Faster Verification With AI, ML

With engines improving, the design ecosystem is looking to new approaches to improve productivity.

popularity

Tool providers have continually improved the performance, capacity, and memory footprint parameters of functional verification engines over the past decade. Today, although the core anchors are still formal verification, simulation, emulation, and FPGA-based prototyping, a new frontier focusing on the verification fabric itself aims to make better use of these engines including planning, allocation, and metrics tracking.

At the same time, artificial intelligence (AI), big data, and machine learning are top of mind for every design team asking, ‘How do we make verification even more efficient given that all the core engines have improved and continue to improve; what’s the next level? When am I done verifying?’

A panel discussion I moderated at the recent Design Automation Conference in San Francisco discussed these and other topics. The panel included Jeff Ohshima, member of the technology executive team at Toshiba Memory; Paul Cunningham, corporate vice president and general manager for R&D at Cadence; David Lacey, verification scientist at Hewlett Packard Enterprise (HPE); and Jim Hogan, managing partner at Vista Ventures.

Ohshima contrasted the tremendous demand for memory expected from consumer, datacenter and enterprise vertical segments with design and verification issues. “With more design complexity than ever before and compared with the design cycle /verification cycle, it’s taking longer and longer these days. While we are doing the new circuit design, we have to do the verification at the same time to shrink the total cycle time. This is now becoming a big issue for SSD development.”

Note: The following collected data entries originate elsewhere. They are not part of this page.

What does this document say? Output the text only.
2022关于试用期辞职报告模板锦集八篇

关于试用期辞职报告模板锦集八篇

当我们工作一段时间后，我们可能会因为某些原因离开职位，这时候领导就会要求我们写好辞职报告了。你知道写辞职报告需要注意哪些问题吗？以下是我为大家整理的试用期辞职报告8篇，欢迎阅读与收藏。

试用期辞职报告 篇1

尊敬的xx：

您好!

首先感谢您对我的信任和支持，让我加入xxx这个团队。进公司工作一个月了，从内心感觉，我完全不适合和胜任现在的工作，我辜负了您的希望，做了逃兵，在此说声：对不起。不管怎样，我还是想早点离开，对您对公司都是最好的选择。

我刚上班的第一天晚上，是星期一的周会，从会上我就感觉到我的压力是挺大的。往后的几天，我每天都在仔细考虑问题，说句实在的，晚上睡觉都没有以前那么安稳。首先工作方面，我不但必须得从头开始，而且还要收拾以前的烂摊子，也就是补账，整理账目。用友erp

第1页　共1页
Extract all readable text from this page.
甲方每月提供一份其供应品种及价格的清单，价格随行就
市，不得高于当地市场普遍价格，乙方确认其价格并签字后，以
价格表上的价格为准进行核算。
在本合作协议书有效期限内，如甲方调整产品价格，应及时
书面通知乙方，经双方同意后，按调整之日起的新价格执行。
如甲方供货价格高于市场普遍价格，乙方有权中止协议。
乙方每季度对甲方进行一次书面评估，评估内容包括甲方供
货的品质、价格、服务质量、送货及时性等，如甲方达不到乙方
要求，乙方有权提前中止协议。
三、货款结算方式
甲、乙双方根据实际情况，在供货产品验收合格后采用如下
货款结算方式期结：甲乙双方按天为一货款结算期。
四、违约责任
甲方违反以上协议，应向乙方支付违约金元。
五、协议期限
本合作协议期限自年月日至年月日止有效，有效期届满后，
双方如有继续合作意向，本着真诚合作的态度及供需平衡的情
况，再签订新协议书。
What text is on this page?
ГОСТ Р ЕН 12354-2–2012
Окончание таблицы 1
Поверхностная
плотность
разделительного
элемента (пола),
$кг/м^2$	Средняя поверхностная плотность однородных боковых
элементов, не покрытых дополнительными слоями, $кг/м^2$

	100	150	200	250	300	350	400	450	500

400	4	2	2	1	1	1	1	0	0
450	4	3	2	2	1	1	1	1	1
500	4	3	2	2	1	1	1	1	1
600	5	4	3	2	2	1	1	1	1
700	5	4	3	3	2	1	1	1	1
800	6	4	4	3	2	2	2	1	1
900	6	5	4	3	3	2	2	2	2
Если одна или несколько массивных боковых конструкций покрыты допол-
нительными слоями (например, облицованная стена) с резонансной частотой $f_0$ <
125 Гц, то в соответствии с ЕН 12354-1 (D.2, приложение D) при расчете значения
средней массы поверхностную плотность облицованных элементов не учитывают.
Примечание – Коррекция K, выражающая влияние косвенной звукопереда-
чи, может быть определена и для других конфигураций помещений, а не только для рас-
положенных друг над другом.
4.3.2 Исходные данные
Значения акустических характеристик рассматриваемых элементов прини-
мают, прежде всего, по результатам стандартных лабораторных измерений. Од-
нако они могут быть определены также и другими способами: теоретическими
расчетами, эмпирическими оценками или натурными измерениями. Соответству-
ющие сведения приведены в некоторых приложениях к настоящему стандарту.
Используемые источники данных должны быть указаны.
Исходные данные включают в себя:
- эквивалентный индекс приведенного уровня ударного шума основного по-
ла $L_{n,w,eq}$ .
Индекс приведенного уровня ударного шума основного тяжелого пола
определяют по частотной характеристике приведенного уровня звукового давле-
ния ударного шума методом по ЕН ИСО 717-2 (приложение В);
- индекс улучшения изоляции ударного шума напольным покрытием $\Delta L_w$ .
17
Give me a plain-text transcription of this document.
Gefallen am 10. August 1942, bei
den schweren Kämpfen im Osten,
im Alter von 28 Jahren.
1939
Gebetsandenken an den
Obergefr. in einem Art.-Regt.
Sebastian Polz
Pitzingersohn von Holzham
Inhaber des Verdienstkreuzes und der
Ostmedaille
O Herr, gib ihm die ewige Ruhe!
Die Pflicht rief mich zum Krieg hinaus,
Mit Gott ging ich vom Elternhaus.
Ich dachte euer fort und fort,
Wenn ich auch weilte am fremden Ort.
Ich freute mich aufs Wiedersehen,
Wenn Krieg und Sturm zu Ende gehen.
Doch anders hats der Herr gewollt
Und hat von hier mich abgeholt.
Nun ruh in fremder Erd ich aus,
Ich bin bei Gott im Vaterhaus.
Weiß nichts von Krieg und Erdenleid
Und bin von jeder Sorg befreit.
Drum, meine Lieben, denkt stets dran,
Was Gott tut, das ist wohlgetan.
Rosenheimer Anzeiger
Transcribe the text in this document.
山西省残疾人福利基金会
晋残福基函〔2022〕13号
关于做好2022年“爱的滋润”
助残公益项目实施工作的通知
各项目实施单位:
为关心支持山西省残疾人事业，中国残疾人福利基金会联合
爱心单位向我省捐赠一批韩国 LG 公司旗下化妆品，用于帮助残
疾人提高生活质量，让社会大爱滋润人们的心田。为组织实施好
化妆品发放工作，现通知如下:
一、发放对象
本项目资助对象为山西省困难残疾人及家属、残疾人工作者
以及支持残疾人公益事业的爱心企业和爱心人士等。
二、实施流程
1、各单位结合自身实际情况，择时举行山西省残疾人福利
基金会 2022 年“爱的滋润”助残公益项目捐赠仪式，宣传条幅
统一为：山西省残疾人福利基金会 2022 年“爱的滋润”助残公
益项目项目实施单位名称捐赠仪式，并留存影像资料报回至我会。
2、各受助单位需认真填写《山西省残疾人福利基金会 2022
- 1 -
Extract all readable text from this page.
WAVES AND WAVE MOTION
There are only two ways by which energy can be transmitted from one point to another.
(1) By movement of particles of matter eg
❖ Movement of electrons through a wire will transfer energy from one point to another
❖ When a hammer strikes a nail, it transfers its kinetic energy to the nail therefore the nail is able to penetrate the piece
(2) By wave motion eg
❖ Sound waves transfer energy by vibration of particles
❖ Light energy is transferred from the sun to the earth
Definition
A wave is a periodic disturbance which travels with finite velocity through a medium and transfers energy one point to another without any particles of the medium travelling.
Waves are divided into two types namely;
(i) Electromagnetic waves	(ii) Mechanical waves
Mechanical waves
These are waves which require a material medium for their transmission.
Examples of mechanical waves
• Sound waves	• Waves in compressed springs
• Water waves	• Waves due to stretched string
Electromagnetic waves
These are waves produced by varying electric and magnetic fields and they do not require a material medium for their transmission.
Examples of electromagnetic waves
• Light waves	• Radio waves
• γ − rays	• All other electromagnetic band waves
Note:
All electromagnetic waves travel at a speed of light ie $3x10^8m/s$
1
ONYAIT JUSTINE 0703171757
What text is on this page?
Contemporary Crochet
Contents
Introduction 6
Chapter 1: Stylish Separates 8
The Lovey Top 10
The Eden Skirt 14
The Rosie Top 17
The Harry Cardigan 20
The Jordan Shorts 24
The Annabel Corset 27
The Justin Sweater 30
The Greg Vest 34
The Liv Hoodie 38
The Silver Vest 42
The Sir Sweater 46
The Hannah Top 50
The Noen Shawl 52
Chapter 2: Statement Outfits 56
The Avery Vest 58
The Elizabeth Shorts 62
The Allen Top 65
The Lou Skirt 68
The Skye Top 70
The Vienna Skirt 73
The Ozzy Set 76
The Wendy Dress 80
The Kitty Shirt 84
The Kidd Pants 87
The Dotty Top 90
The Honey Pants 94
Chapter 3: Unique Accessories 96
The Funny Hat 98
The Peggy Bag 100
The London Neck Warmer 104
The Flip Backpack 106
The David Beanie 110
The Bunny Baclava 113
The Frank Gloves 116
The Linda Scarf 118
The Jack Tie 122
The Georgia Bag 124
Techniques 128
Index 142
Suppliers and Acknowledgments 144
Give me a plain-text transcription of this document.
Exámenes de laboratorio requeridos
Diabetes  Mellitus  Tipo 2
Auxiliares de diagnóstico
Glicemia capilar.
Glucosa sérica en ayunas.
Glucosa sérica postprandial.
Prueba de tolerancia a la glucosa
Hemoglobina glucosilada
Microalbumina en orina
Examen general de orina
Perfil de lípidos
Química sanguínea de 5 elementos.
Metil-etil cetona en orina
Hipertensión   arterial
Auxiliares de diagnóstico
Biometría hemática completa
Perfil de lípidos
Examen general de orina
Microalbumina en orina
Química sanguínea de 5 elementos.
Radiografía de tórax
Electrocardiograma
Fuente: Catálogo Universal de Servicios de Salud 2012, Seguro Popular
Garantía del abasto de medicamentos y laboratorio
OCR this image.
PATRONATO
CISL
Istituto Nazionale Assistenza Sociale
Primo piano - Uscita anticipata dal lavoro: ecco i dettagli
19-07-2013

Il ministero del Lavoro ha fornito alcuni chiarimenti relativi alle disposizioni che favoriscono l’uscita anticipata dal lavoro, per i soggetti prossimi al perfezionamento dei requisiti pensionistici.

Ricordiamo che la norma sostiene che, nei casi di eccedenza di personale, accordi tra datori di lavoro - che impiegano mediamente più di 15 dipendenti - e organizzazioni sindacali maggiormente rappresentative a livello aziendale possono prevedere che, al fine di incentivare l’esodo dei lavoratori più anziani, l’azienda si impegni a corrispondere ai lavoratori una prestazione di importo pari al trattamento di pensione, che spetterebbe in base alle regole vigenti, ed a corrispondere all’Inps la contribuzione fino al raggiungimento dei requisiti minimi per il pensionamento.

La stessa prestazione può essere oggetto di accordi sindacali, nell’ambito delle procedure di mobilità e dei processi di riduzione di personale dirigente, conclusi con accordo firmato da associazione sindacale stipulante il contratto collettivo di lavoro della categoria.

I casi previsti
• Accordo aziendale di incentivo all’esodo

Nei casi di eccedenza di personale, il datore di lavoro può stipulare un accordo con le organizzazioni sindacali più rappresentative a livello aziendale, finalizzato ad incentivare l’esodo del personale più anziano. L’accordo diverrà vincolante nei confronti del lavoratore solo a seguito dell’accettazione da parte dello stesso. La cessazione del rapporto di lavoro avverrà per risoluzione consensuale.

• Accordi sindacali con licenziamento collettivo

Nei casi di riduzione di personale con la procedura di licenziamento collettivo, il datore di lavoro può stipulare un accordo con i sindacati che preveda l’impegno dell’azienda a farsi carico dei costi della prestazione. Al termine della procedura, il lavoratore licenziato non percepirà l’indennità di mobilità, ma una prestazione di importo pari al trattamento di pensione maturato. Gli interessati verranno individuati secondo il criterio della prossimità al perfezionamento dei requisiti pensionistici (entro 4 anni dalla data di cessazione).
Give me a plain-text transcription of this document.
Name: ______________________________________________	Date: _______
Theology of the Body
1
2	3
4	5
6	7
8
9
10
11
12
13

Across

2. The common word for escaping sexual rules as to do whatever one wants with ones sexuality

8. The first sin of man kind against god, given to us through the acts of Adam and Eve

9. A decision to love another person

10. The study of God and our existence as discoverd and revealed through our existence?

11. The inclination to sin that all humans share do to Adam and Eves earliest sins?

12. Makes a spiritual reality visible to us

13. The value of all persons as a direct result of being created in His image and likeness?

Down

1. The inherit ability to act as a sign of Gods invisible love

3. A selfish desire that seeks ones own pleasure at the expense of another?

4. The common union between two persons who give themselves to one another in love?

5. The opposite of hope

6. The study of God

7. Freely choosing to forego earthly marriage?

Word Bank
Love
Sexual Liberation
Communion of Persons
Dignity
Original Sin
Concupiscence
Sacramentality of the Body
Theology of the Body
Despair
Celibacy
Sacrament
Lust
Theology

And while automation has improved development turnaround time, design complexity is still so difficult that more help is needed, Ohshima acknowledged.

Specifically, flash memory design has recently become more complicated, he explained, especially with the company’s transition from 2D to 3D flash. “There are huge numbers of parameters to optimize in the circuit design as well as the layout design—and quickly.” Ohshima says Toshiba Memory uses an agile design methodology to make up the totally mature flash memory as a device. “The large amount of iterations for the circuits or devices parameters must be done to catch up with the quick design cycle, and it must be done with an agile design approach for each portion,” he said.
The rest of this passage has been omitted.